Breaking Naia’s crime culture

Just how deeply rooted is the culture of crime at the Ninoy Aquino International Airport (Naia)?

As if past incidents were not embarrassing enough, an airport screener is now accused of filching $300 from a departing passenger’s bag and then doing the unthinkable—swallowing the paper bills in $100 denominations.

A Chinese national complained that his wallet had been tampered with after passing through the baggage inspection at Terminal 1 of Naia, a notorious crime hotspot that gained its ignominy as one of the world’s worst airports. According to an official report released by airport authorities, closed-circuit television (CCTV) footage showed a female security screener working for the Office for Transportation Security (OTS) “deliberately swallowing the dollar bills, folded into one small piece.”

The Manila International Airport Authority said the OTS personnel was seen “almost choking in her effort to swallow the dollar bills’’ to ensure that there would be no evidence of the theft, with one colleague even handing her a bottle of water to help her swallow the money. The authorities did not say if the personnel actually swallowed the money but she has denied the accusation and claimed she was merely eating chocolates. She has been placed under preventive suspension and slapped with administrative charges together with two of her colleagues.

This incident has once more highlighted the rot festering at the core of Naia that authorities have promised so many times to eradicate, in particular, breaking up the syndicates operating within the airport terminals. These syndicates have been behind the numerous cases of theft, bribery, extortion, and trafficking of unwitting Filipinos desperate to leave this country for greener pastures overseas as well as the entry of international criminals and illegal workers into our borders through bribery schemes like the “pastillas” scam.

The Sept. 8 incident is the third highly publicized theft case to happen at Naia this year alone. Last February, five OTS personnel were relieved from their posts after they were caught on camera extorting cash amounting to 20,000 yen (around P8,000) from a Thai tourist while they were conducting routine inspection. Merely a month later, another OTS personnel was arrested after he was caught on camera stealing a watch from a Chinese traveler. The OTS then ordered its personnel to stop wearing jackets and remove pockets from their uniforms to prevent similar incidents. But the latest case is proof that this has not stopped airport security personnel, tasked with ensuring the safety of passengers, from committing crimes. Based on OTS administrator Mao Aplasca’s statement, cases of theft at the security inspection points are common but they hardly prosper since the complainants—passengers leaving on flights—are no longer around to pursue the case. “Nakakahiya, nakakagalit ang incident na ito na paulit-ulit. Siguro iniisip ng mga tao na ito na hindi naman magpro-prosper ang criminal case dahil wala naman ang complainant, hindi na interested,” Aplasca said.

That incidents like this keep on happening is embarrassing and, at this point, authorities sound like a broken record with their broken promises and performative exasperation every time an illegal act is exposed. It will take a major overhaul to rid Naia of unscrupulous people as well as crucial reforms that would ensure personnel are trained to be professional in the conduct of their duties.

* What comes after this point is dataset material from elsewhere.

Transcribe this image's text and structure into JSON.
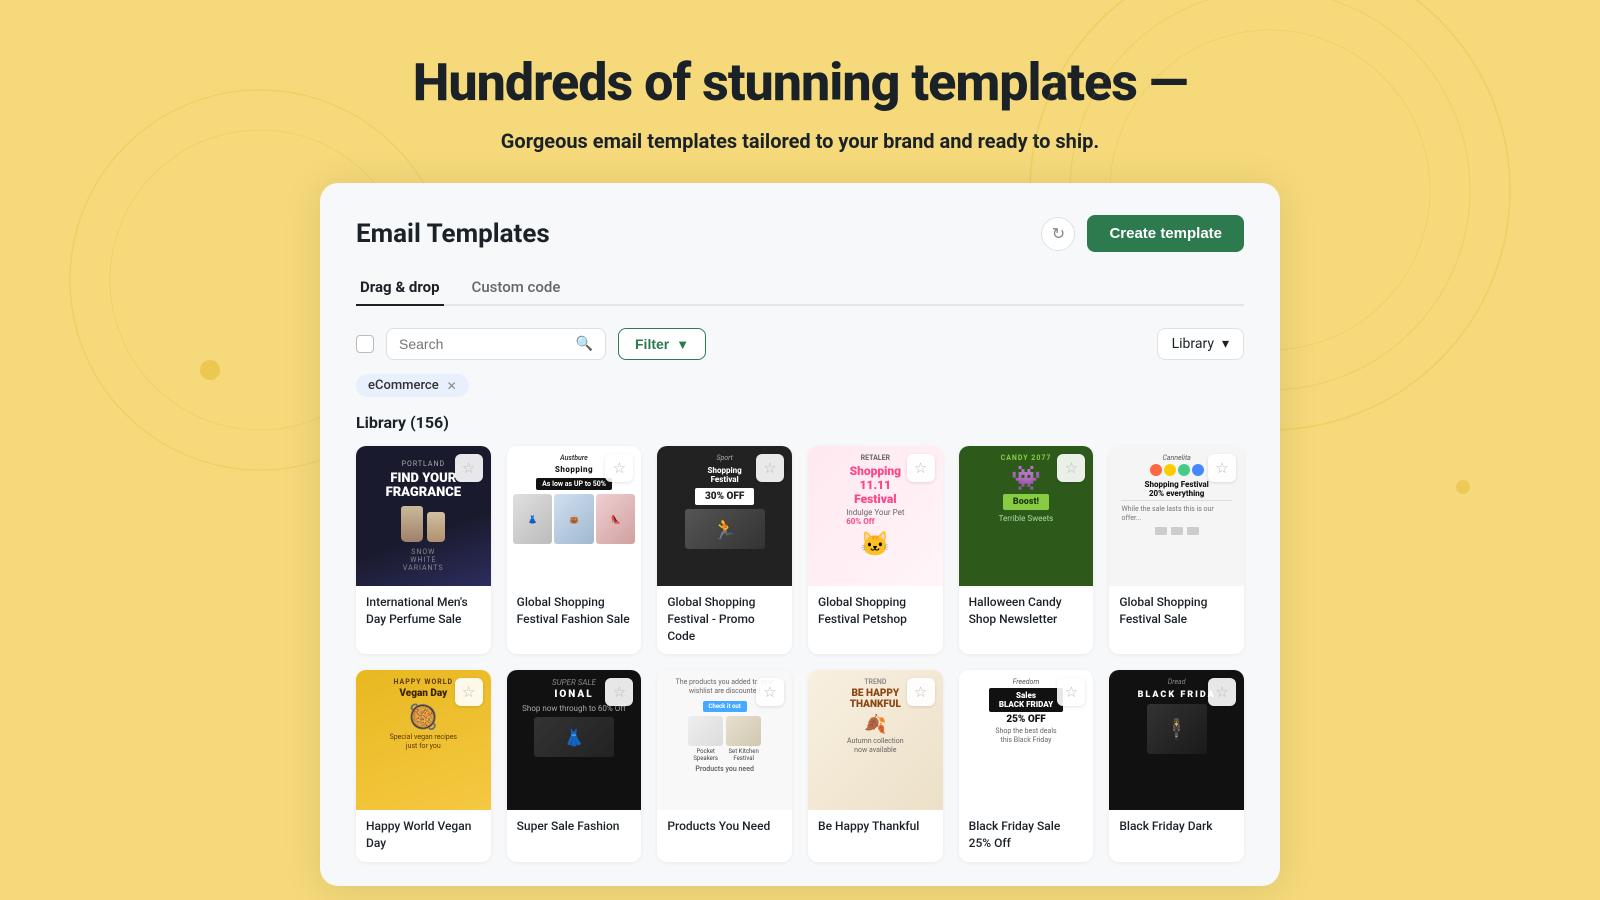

What is it that drives these airport personnel to commit such brazen and desperate acts, even putting their lives at risk? Officials could start reforms by raising the OTS’ employment standards and tightening the vetting process for applicants. Once employed, these personnel should be subjected to regular performance evaluation and background checks to make sure that they have not developed networks within the organization that could make them accomplices of crimes.

Authorities should also review their compensation—reports said the security screener, a contractual employee, earns only P16,000 a month—almost the equivalent amount of what she allegedly stole. Low pay, while it should never be an excuse, can be a motive to engage in illegal acts. Raise the standards, raise the working conditions, too. And finally, cases against those personnel who have been relieved and charged should be pursued and the maximum penalty—dismissal from service—applied.

The Department of Transportation, in a statement over the latest case, has vowed to impose the maximum penalty to “demonstrate [its] determined push to rid Naia as well as other attached agencies of scalawags.”

“I am saddened and very disappointed by such embarrassing deeds,” Transportation Secretary Jaime Bautista said.

Indeed, the fact that the reputation of our premier airport has sunk so low is hard to swallow.